YORUM | ADEM YAVUZ ARSLAN
Gerek yazılarımda gerekse de yayınlarımda ısrarla altını çizdiğim bir konu seçim güvenliği.
Türkiye tarihi bir seçime gidiyor ve 14 Mayıs’ta sadece Cumhurbaşkanı ve Milletvekillerini seçmeyeceğiz.
Aynı zamanda Türkiye’nin geleceğini daha doğrusu ‘nasıl bir Türkiye olacağımızı’ oylayacağız.
Eğer mevcut Cumhurbaşkanı Tayyip Erdoğan ve müttefikleri seçimi kazanırsa Cumhuriyetin 100.yılında büyük bir eksen değişimi yaşanacak.
Daha doğrusu son aşamasına getirilen rejim değişiminin finali yapılacak.
Adil ve eşit şartlarda yarışılmasa da muhalefet her türlü zorluğu aşıp ipi göğüslerse her şey güllük gülistanlık olmayacak ama en azından köprüden önceki son çıkış kaçırılmamış olacak.
Bu başlıkta sayfalar dolusu yazı saatlerce sürecek yayın yapmak mümkün.
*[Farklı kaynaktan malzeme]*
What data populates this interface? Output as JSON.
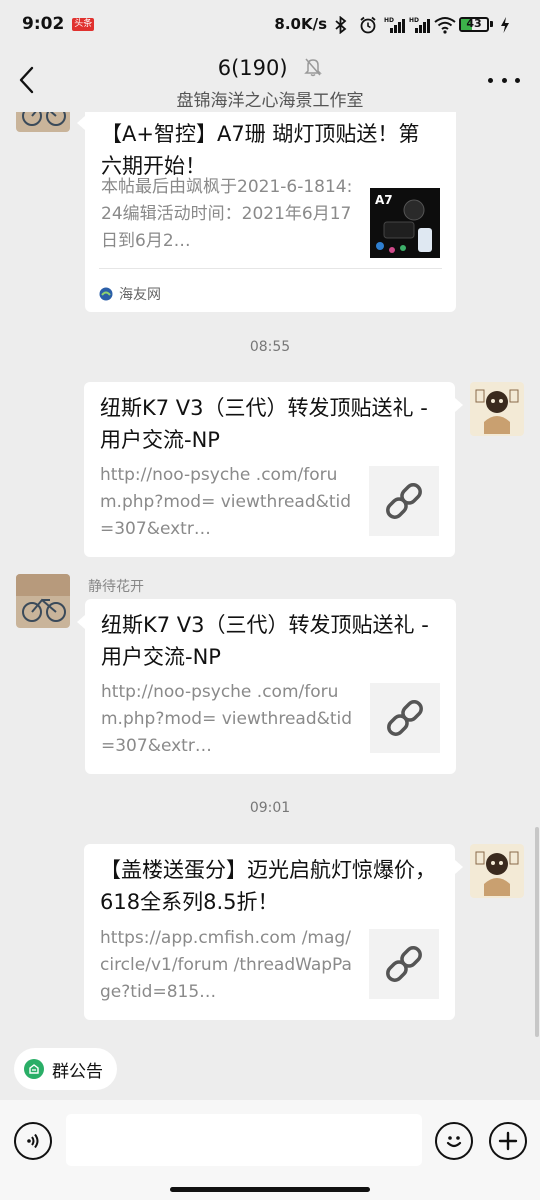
{
  "status_bar": {
    "time": "9:02",
    "app_badge": "头条",
    "network_speed": "8.0K/s",
    "battery": "43",
    "battery_level": 0.43
  },
  "header": {
    "title": "6(190)",
    "subtitle": "盘锦海洋之心海景工作室"
  },
  "messages": [
    {
      "title": "【A+智控】A7珊 瑚灯顶贴送！第六期开始！",
      "description": "本帖最后由飒枫于2021-6-1814:24编辑活动时间：2021年6月17日到6月2…",
      "thumb_label": "A7",
      "source": "海友网"
    },
    {
      "timestamp": "08:55",
      "title": "纽斯K7 V3（三代）转发顶贴送礼 - 用户交流-NP",
      "description": "http://noo-psyche .com/forum.php?mod= viewthread&tid=307&extr…"
    },
    {
      "sender": "静待花开",
      "title": "纽斯K7 V3（三代）转发顶贴送礼 - 用户交流-NP",
      "description": "http://noo-psyche .com/forum.php?mod= viewthread&tid=307&extr…"
    },
    {
      "timestamp": "09:01",
      "title": "【盖楼送蛋分】迈光启航灯惊爆价，618全系列8.5折！",
      "description": "https://app.cmfish.com /mag/circle/v1/forum /threadWapPage?tid=815…"
    }
  ],
  "announcement": {
    "label": "群公告"
  },
  "input": {
    "placeholder": ""
  },
  "colors": {
    "background": "#ededed",
    "card": "#ffffff",
    "accent_green": "#2aae67",
    "battery_green": "#3cb34a",
    "badge_red": "#e0312e"
  }
}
Ancak ben dikkatinizi spesifik bir noktaya çekmek istiyorum;
Silahlanan ve örgütlenen AKP fanatikleri. Haklarında özel istihbari bilgiye sahip olmanız gerekmiyor. Çünkü kendileri sosyal medyadan pervasızca tehdit içerikli videolar paylaşıyor.
Hafızalarınızı tazelemek için üç küçük örnek paylaşayım.
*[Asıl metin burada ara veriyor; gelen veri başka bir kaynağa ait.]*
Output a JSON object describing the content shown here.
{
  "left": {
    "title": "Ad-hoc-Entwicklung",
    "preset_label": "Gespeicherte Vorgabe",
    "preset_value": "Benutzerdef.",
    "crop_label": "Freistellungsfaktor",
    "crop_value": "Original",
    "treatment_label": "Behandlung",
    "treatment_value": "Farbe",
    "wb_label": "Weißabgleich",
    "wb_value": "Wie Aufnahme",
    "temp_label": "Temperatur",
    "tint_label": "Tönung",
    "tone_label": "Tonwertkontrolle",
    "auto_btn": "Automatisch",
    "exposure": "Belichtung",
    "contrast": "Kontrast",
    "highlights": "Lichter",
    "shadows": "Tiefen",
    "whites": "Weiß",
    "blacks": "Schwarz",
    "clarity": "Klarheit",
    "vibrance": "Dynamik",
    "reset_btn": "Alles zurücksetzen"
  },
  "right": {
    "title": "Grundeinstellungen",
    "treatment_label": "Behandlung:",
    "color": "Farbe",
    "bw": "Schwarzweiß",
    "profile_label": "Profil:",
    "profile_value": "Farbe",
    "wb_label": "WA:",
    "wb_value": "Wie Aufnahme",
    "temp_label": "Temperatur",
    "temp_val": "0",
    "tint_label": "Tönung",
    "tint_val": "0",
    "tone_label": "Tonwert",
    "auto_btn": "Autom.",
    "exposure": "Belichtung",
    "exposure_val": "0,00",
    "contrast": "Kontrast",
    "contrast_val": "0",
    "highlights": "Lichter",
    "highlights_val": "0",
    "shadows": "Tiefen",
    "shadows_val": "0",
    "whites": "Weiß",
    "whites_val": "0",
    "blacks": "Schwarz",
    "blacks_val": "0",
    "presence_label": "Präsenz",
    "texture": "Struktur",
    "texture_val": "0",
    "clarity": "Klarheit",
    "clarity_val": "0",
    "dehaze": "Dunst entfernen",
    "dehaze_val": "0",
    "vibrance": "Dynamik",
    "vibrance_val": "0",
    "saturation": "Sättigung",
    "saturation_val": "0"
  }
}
Mesela son günlerde sosyal medyada popüler olan Yusuf Ziya K. adlı kişinin tehdit videosu. “Seçimi Kılıçdaroğlu kazanırsa ülkeyi Cehenneme çevireceğiz” diyen bu şahsın konuşmasına bakılırsa sadece görüntüsü değil kafa yapısı da IŞİD’e çok yakın.
Batılı tasvir etmemek için tehditlerini özetlemeyeceğim bile.
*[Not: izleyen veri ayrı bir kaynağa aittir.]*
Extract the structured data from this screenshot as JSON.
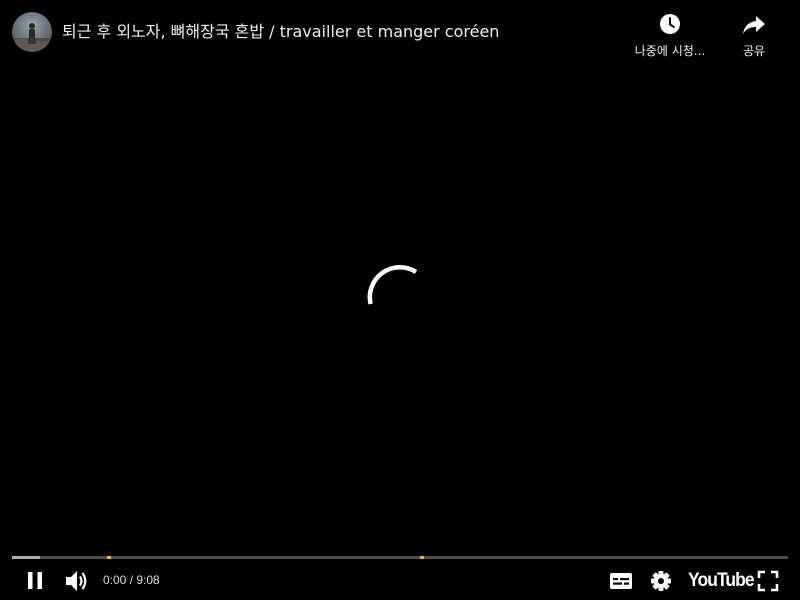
{
  "video": {
    "title": "퇴근 후 외노자, 뼈해장국 혼밥 / travailler et manger coréen",
    "channel_avatar": "avatar"
  },
  "top_actions": {
    "watch_later": {
      "label": "나중에 시청...",
      "icon": "clock-icon"
    },
    "share": {
      "label": "공유",
      "icon": "share-arrow-icon"
    }
  },
  "player": {
    "state": "buffering",
    "spinner_icon": "loading-spinner"
  },
  "progress": {
    "played_fraction": 0.0,
    "loaded_fraction": 0.036,
    "chapter_markers": [
      0.123,
      0.526
    ],
    "marker_color": "#f6b33c"
  },
  "controls": {
    "pause_icon": "pause-icon",
    "volume_icon": "volume-icon",
    "time_current": "0:00",
    "time_separator": " / ",
    "time_duration": "9:08",
    "subtitles_icon": "subtitles-icon",
    "settings_icon": "gear-icon",
    "logo_text": "YouTube",
    "fullscreen_icon": "fullscreen-icon"
  }
}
Ancak şunu unutmayın; bu adamlar tek değil ve başlarına bir şey gelmeyeceğini bildikleri için video çekip rahatlıkla kan dökmekten bahsedebiliyorlar.
İkinci örneğe bakalım.
Bir dönem AKP Gençlik Kolları başkanlığı da yapmış, şimdilerde her AKP’li gibi savunma sanayiinde hortumculuk yapan İsmail Karaosmanoğlu’nun tweeti mesela.
Düşünün; iktidar partisinin gençlik yapılanmasının başında olan isim ‘eskiden sadece bir çakısı olduğunu ama şimdi bir mangayı donatacak kadar silahının bulunduğunu ve kendisi gibi yüzbinlerin olduğunu’ söylüyor.
Bir manganın 9 ila 11 kişiden oluştuğunu düşünürseniz arkadaşın 10 civarında silahı olmalı. Eh ‘gençlik kolları başkanı’ bu şekilde pervasızlık yaparsa onu takip eden AKPliler silahlarıyla poz veren paylaşımlar yaparlar.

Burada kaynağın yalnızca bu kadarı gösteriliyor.